Guadalest is perched on top of a ridge of granite, close to 600 meters above sea level, in a valley surrounded by several mountain ranges. Guadalest, meaning Eagle’s nest, was established around year 1200, by the Moors, a north-west African people who conquered and ruled the Iberian Peninsula for nearly 800 years. They constructed and built castles on this extremely strategic place, to defend and control the area, which is the case of so many forts and castles of this kind. The castle was reconquered by the Christians in the 13th century, and since then the castle has fallen victim to both wars and earthquakes, occurrences that combined led to its destruction in the 17th and 18th century.
 Walking around in the village and up to the castle and the forts, we felt in no imminent danger of attack of any sort. Many of the people in the museums and shops, though, behaved as if we were conquistadors, wanting to invade their shops, their life, their souls. Their rude and unfriendly behavior did nothing to endear us to the place. They acted as if they were positively sick and tired of all the tourists that they are so utterly dependent on. Which in one way is understandable, but on the other hand makes life more miserable than necessary for both parties.
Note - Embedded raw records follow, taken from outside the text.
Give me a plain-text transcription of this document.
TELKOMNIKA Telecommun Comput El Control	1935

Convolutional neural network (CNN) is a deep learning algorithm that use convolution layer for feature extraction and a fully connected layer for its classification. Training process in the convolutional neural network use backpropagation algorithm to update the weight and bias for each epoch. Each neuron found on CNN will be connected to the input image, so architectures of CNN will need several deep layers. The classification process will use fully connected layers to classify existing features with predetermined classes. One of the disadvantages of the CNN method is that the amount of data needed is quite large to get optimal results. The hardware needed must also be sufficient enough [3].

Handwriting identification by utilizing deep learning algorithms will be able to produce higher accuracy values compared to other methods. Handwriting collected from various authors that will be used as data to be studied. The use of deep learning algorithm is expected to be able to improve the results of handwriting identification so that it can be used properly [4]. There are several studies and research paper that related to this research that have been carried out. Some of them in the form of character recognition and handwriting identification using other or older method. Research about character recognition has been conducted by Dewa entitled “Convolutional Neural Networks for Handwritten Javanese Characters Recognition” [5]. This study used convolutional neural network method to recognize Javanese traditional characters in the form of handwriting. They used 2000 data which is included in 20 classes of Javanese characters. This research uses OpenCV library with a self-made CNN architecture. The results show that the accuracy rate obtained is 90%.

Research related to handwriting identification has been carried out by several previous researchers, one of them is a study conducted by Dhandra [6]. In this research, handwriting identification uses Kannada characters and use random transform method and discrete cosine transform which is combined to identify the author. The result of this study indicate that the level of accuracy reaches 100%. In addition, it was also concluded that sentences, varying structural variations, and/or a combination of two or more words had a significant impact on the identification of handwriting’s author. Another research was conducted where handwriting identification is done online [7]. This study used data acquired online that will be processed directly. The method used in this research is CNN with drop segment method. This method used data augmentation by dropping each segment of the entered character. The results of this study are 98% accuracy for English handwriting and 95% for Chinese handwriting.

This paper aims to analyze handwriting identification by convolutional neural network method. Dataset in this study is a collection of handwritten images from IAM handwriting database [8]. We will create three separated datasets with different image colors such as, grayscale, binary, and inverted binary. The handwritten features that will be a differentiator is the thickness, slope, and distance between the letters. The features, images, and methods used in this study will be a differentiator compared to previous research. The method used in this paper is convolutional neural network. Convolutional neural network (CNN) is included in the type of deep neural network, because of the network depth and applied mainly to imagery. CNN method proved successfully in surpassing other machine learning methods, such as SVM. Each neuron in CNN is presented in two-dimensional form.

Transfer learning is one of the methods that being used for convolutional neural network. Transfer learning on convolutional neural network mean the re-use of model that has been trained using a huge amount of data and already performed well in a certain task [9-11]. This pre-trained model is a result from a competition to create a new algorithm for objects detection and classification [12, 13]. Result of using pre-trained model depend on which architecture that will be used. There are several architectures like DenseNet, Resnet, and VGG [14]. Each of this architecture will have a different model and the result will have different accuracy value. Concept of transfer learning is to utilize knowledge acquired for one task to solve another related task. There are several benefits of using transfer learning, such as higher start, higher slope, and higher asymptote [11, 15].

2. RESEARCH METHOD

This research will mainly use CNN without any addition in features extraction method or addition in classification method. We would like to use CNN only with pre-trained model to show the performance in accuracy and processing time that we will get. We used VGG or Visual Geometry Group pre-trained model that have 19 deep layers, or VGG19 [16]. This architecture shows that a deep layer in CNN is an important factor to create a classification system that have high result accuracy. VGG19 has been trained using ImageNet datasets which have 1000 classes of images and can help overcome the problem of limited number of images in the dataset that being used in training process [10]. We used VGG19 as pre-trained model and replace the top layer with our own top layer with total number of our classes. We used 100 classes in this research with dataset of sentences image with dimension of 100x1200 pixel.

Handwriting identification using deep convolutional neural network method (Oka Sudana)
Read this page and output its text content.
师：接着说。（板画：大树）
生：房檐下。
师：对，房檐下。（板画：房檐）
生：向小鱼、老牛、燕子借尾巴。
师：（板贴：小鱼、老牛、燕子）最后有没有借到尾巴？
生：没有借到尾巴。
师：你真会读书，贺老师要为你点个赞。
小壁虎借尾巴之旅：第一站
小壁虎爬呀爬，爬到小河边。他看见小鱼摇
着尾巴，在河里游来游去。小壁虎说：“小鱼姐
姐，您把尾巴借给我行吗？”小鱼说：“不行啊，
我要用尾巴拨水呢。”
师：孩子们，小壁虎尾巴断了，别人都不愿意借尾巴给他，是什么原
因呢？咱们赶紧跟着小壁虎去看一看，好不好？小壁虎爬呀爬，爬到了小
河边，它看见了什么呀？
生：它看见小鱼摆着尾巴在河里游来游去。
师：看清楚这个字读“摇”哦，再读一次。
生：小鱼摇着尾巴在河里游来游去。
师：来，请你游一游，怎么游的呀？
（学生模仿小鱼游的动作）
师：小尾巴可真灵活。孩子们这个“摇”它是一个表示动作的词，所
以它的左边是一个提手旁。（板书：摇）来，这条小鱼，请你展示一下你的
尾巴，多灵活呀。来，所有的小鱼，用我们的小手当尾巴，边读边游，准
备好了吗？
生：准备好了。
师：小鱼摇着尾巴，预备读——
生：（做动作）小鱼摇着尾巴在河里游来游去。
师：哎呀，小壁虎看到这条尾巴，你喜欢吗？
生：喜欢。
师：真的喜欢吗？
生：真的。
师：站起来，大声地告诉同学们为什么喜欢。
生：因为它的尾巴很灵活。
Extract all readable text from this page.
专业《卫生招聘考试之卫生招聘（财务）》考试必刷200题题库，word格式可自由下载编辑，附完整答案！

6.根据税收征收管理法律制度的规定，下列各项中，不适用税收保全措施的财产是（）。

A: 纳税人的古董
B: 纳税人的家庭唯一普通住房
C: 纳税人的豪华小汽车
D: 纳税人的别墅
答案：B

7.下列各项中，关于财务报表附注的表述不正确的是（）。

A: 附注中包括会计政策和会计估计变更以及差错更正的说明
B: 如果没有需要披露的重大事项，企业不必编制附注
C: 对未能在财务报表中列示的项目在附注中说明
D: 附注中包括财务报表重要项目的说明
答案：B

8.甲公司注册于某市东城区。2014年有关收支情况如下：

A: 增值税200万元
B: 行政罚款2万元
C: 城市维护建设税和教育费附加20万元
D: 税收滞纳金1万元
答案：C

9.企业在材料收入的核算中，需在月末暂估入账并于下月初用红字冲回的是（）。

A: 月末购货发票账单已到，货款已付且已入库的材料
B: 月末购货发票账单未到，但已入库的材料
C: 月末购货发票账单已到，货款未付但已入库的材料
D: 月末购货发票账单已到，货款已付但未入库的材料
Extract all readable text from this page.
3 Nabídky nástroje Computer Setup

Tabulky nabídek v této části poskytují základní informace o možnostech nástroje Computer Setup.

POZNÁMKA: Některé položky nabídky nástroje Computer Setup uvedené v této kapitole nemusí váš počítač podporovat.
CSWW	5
True, many tourists come from less economically challenged countries, but frankly I don’t see how that justifies insulting and affronting everyone. The most impressively offensive manner, though, I experienced upon entering the small Heritage Museum. I was greeted by a man with a solemn demeanor, saying, but obviously not wishing me, buenas tardes. Trying to be on my best and friendliest behavior I answered him in Spanish. Whereupon he literally snarled at me, and asked how the hell (he didn’t actually use the word, but he sure as h… wanted to!) he should know what  brochure to give me, if I greeted him in Spanish, and not in my native tongue. I feebly tried to convince him that I was attempting to be friendly, when in Rome etc… , but he briskly waved me off, as if I were an irritating insect, with “if you don’t need help, that’s perfectly fine with me!”  My concentration was by now somewhat subdued, so I quickly walked through the tableaus, not really taking anything in, just hoping he wouldn’t spit at me, or kill me, on my way out.
All the negativity was not able, though, to diminish the exhilaration we felt about both the now to a great extent crumbled forts, still impressive, by virtue of their location, and the amazing panoramic view of the strikingly beautiful landscape around us. Some of the mountains were bathed in the now reddish glow of the late afternoon sun, and the dammed Guadalest drinking reservoir is no less than stunning, with its emerald color, lined with what from a distance looks like white, sandy banks leading up to the terraced hillsides, reaching all the way up to the timberline and beyond.

While my companion went down to the village, I stayed on a little longer, perched on a slab of rock, just taking in the scene around me. People came, stayed for a little while, took photos, pointed out landscape formations to each other, and left again. I sat there, peacefully marveling at the mountains, the lake and not the least the people who had once lived, worked, fought and died here, of natural causes, in combat or in the dungeons, now open for the public, as an attraction…  I suddenly shivered. I was chilled by the thought, and by the fact that the sun was setting. Time to start the descent, and our drive back to friendly L’Alfas.